Rating: Summary: This might not even have made a good magazine article Review: This is a purely awful book. Here is a guy who's entire group of siblings have been raised in an extremely difficult circumstance, each went on to advanced degrees, and he never asks what made their family special (other than their mother was white). He never peels the onion beyond the first thin layer. No questions are probed, other than where did his mother come from. When he finds the "where", there is no follow-up investigation, no probing of the family. This entire book would need more in-depth investigation or introspection to have made a good magazine article. As it is, it certainly does not fill a book.
Rating: Summary: The Title Says it All Review: A very moving book written in alternating chapters by a son and his mother. The story is told by James McBride who is the product of his white, Jewish mother and a black father. Ruth McBride Jordan, the mother, raised 12 children virtually on her own after the deaths of her two beloved husbands. The novel is a touching one full of sadness, success and laugh out loud moments. James McBride grows up struggling to understand why he is black and his mother is white. In writing the novel he learns of his mother's painful past and the things she endured to become the mother he knows and loves. You can't help falling in love with this family and when you find out the significance to "The Color of Water" you will be glad you read this outstanding book.
Rating: Summary: THe Color of Water Review: This is a truly remarkable story. It really put things in perspective for me and made me give thanks for my childhood, which was not nearly as difficult as James McBride's. His family faced difficulty after difficulty and his writing is superb. He is striaghtforward yet somewhat poetic in his descriptions of his youth. His mother should be proud to have such a son who is so eloquent in paying homage to the woman who struggled to raise her family despite poverty and racism.
Rating: Summary: Makes You Want More!! Review: The novel, The Color Of Water by James McBride makes your soul thirst and hunger for more because of the mother and childrens accomplishments. Great novel. Reccommended to EVERYONE!!
Rating: Summary: Terrific Review: I was given this book to read as an assignment in school. The book was very good and I enjoyed reading it. It was intresting to find out how the Daughter of a Jewish Rabbi can change into a Christian woman with 12 black Children. Kudos to James McBride.

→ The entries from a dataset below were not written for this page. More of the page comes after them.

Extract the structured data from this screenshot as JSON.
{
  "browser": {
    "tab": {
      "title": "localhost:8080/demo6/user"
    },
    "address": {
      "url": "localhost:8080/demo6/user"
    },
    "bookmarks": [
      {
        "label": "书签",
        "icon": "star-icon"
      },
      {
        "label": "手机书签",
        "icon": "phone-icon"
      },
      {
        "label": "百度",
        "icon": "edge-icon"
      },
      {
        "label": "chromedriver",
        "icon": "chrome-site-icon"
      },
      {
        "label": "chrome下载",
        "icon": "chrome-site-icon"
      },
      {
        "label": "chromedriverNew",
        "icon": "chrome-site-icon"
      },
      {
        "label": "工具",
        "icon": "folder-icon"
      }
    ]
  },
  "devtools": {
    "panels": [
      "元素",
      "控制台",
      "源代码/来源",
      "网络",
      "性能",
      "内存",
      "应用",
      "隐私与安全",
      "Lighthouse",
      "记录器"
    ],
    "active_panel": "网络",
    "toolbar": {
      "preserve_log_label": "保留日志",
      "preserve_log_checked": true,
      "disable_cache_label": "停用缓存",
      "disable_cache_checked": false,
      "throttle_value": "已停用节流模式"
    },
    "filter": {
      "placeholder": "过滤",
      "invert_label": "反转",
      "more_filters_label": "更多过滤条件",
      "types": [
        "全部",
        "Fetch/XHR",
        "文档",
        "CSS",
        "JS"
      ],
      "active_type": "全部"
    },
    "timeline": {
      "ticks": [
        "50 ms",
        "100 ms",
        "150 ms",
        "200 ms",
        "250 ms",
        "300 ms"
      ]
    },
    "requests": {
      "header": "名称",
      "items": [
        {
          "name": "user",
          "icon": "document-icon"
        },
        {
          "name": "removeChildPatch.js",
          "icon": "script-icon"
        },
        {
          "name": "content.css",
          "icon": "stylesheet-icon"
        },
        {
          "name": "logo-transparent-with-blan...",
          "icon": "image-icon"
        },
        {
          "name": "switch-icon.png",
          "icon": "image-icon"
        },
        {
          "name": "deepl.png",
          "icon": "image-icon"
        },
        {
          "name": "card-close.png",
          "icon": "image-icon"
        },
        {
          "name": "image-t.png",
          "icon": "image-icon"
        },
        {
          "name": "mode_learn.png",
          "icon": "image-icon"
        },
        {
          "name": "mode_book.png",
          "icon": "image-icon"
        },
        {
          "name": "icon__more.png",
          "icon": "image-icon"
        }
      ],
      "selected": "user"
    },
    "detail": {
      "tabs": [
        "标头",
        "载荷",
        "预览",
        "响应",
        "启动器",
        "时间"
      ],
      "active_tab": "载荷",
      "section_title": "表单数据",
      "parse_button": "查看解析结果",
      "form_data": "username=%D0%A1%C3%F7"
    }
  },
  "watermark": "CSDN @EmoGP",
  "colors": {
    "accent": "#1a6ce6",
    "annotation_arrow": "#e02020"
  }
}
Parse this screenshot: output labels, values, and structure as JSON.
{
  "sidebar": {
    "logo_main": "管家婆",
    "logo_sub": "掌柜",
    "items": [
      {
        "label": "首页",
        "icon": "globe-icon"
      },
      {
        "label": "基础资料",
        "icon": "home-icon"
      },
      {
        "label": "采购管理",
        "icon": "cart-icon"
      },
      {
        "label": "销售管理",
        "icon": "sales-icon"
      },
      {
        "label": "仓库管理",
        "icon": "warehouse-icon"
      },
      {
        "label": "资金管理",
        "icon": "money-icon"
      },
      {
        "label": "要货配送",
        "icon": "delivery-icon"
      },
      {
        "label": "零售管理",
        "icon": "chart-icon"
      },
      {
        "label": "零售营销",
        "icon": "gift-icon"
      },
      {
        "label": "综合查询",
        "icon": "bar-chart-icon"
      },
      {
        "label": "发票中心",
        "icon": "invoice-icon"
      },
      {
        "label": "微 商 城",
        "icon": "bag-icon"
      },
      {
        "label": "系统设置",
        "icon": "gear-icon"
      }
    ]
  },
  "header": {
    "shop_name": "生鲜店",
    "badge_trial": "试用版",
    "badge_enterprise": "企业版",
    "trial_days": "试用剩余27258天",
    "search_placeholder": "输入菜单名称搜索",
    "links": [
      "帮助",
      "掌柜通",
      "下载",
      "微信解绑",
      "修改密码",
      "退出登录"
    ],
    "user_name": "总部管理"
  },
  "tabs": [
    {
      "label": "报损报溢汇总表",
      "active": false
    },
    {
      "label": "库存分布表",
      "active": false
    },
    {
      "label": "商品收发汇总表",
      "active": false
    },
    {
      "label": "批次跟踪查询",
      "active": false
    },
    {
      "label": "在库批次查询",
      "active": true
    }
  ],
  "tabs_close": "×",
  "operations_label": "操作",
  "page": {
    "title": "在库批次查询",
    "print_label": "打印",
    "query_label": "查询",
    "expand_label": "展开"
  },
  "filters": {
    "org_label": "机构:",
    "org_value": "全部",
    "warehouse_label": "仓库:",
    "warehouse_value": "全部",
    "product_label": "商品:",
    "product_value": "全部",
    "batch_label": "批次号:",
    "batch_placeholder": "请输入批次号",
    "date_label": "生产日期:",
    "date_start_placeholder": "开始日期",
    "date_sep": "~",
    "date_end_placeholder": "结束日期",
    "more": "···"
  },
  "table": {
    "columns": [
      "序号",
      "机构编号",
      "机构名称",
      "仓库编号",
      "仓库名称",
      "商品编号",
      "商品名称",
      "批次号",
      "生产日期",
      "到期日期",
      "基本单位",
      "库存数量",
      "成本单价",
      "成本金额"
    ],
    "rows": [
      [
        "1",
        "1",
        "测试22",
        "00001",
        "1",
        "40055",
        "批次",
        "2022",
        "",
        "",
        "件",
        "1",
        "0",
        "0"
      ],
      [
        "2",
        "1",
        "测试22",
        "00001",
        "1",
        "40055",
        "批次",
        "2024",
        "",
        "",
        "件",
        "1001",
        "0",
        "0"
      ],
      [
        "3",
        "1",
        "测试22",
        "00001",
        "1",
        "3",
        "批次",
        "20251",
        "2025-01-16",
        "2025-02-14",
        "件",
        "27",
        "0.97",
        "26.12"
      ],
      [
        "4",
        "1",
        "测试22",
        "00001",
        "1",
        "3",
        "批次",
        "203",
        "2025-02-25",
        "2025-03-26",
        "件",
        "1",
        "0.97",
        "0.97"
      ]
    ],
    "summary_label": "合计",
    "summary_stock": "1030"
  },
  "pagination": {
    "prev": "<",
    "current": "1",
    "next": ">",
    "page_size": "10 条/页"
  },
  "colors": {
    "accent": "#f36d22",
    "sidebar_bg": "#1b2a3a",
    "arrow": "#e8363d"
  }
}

Rating: Summary: Mommy, what color is God? Review: This book is an amazing voyage of discovery. McBride unravels a life forgotten and buried by a mother, who was born in 1921 to a Jewish Rabbi and his wife in Poland, and found Christianity and love in the arms of a black husband and her 12 children. The book tells two stories. The author tells of growing up in the projects of New York with a white mother and she tells her story of a young Jewish girl growing up in the south and then Harlem, always an outsider wanting only what all girls want, the love of her family and to be accepted. It was early on in life that Ruth Shilsky realized that this would never happen. She found herself up against some of the greatest odds a person could face in an era of blatant racial prejudice and a family that turned their back on her because she dared to be different. The life she made was a remarkable one and the children she produced are all extraordinary people, to put it in the words of the author. An inspiring read of warm languid prose, I couldn't put it down, nor could I stop rooting for "Mommy" who just never stopped moving forward. Kelsana 6/3/01
Rating: Summary: Great Book Review: Excellent! Sensitive, intelligent. A great read. I definitely recommend it!
Rating: Summary: The best book i've read for school Review: two words: READ IT! its a great book...its one of those books you can lose yourself in. and this is coming from a typical high-schooler...take my word for it..if a HSer likes it..its probabaly a great book.
Rating: Summary: life Review: I like this book that The Color of Water.After I read it, I can see that there were many different lives in the world. Such as race, marriage and education were diffcul than in the new world.It let me understund that our life is better than befor, we need to treasure and cherish it.